Les cantons romands lancent une vaste offensive contre les escroqueries aux faux policiers et les réseaux criminels, principalement basés en France. Plus de 5000 cas et 18 millions de francs volés ont été répertoriés depuis 2022 sur leur territoire, malgré de nombreuses campagnes de prévention.

Les polices romandes et fedpol ont décidé d’unir leurs forces « pour traquer les commanditaires et cibler les exécutants », ont fait savoir vendredi les cantons de Fribourg, Genève, Jura, Neuchâtel, Vaud et Valais.

Les enquêtes menées jusqu’ici indiquent que ces escroqueries sont imputables à des groupes criminels organisés, qui agissent surtout depuis la France. Pour contrer le phénomène, la Conférence latine des chefs de police judiciaire a lancé une opération conjointe en février, en étroite collaboration avec l’Office fédéral de la police.

Une ampleur inédite

Invité vendredi de l’émission Forum, Simon Baechler, chef de la police judiciaire neuchâteloise et en charge de cette opération conjointe, explique l’ampleur tout à fait inédite du phénomène.

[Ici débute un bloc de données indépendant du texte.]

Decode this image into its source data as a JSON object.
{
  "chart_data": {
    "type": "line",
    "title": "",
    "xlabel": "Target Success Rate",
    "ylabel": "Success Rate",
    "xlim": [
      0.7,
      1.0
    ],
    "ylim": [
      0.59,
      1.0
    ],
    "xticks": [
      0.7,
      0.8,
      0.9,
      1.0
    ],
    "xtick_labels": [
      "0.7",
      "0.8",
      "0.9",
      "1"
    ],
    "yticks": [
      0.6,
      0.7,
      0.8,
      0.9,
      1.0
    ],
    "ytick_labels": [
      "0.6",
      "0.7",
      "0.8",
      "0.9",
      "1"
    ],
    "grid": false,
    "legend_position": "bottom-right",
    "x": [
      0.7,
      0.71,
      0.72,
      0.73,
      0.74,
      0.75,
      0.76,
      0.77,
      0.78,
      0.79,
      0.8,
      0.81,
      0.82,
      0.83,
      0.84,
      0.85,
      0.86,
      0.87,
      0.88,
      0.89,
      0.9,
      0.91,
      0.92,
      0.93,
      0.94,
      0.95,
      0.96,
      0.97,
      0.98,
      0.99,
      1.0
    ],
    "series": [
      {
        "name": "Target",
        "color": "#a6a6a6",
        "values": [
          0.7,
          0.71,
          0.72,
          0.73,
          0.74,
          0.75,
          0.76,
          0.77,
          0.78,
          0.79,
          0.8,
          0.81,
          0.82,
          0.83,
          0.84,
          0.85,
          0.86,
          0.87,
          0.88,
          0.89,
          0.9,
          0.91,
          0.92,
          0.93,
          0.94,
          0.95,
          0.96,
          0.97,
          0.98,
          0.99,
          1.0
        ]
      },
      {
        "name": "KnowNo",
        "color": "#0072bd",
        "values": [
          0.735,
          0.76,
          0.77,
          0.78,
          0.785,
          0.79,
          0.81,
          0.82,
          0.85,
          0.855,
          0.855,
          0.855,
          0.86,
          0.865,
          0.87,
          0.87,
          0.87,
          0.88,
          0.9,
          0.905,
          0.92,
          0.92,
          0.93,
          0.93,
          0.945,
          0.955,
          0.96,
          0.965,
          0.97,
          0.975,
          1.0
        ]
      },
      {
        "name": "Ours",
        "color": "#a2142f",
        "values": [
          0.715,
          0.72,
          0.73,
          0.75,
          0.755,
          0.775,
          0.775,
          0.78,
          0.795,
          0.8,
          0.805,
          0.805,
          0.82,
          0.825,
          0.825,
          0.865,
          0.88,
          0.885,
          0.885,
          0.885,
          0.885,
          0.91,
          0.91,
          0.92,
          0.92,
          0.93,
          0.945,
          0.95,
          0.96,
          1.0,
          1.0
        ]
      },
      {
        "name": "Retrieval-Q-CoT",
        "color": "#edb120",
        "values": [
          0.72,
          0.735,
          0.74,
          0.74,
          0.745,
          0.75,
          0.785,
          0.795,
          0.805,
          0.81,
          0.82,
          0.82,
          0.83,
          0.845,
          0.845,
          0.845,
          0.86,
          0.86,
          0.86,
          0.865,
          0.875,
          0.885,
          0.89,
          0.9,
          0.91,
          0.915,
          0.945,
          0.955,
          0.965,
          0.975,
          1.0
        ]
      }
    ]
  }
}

>> Ecouter l’interview de Simon Baechler dans Forum : Les polices romandes s’unissent pour lutter contre les faux policiers: interview de Simon Baechler / Forum / 5 min. / aujourd’hui à 18:07

« C’est un phénomène d’une ampleur véritablement exceptionnelle, même s’il a connu un fléchissement en milieu d’année passée. Depuis, ça ne cesse d’augmenter. Les cas sont toujours plus nombreux et importants. C’est pour cela qu’il faut une réponse exceptionnelle avec la création d’une opération intercantonale », analyse-t-il.

Outre la coopération intercantonale, Simon Baechler rappelle également que les polices collaborent aussi au-delà de la frontière. « Avec la France, la collaboration se fait depuis un moment et elle s’est encore intensifiée. C’est un échange qui fonctionne bien à différents niveaux. On échange activement avec nos partenaires français pour leur faire comprendre l’ampleur du problème, la nécessité d’agir sur ces criminels et de travailler ensemble », précise-t-il.

Simples exécutants

L’objectif de l’opération est triple: mutualiser les enquêtes sur les commanditaires, entraver et dissuader les complices agissant sur le sol suisse et intensifier la prévention. Au-delà, pour récupérer leur butin en Suisse, les réseaux criminels recrutent ce que l’appelle des « coursiers », précise le communiqué.

Ce sont en majorité de jeunes adultes, homme ou femme, principalement originaires de France, mais aussi de Suisse romande. Ils sont recrutés sur les réseaux sociaux via des promesses d’argent « facile et rapide ». Mais derrière les discours attractifs diffusés par les commanditaires se cache une réalité bien plus cynique.

Les coursiers sont de « simples exécutants interchangeables, payés bien moins que promis ». Ils sont amenés à livrer leurs propres données personnelles aux commanditaires et peuvent subir des menaces, des violences, ou sont dénoncés à la police par leurs propres commanditaires si les résultats sont jugés insuffisants.

Des conséquences judiciaires réelles

Les polices romandes rappellent que ces coursiers portent d’abord une responsabilité pénale dans la réalisation d’infractions particulièrement honteuses ciblant des victimes vulnérables. Ils s’exposent naturellement à des conséquences judiciaires, incluant la détention préventive et une inscription au casier judiciaire.

Et le taux d’identification est par ailleurs élevé, souligne le communiqué commun. Les polices appellent en conséquence ces jeunes adultes « à faire preuve de vigilance, à ne pas céder à ces annonces trompeuses et à l’illusion d’un argent prétendument facile ».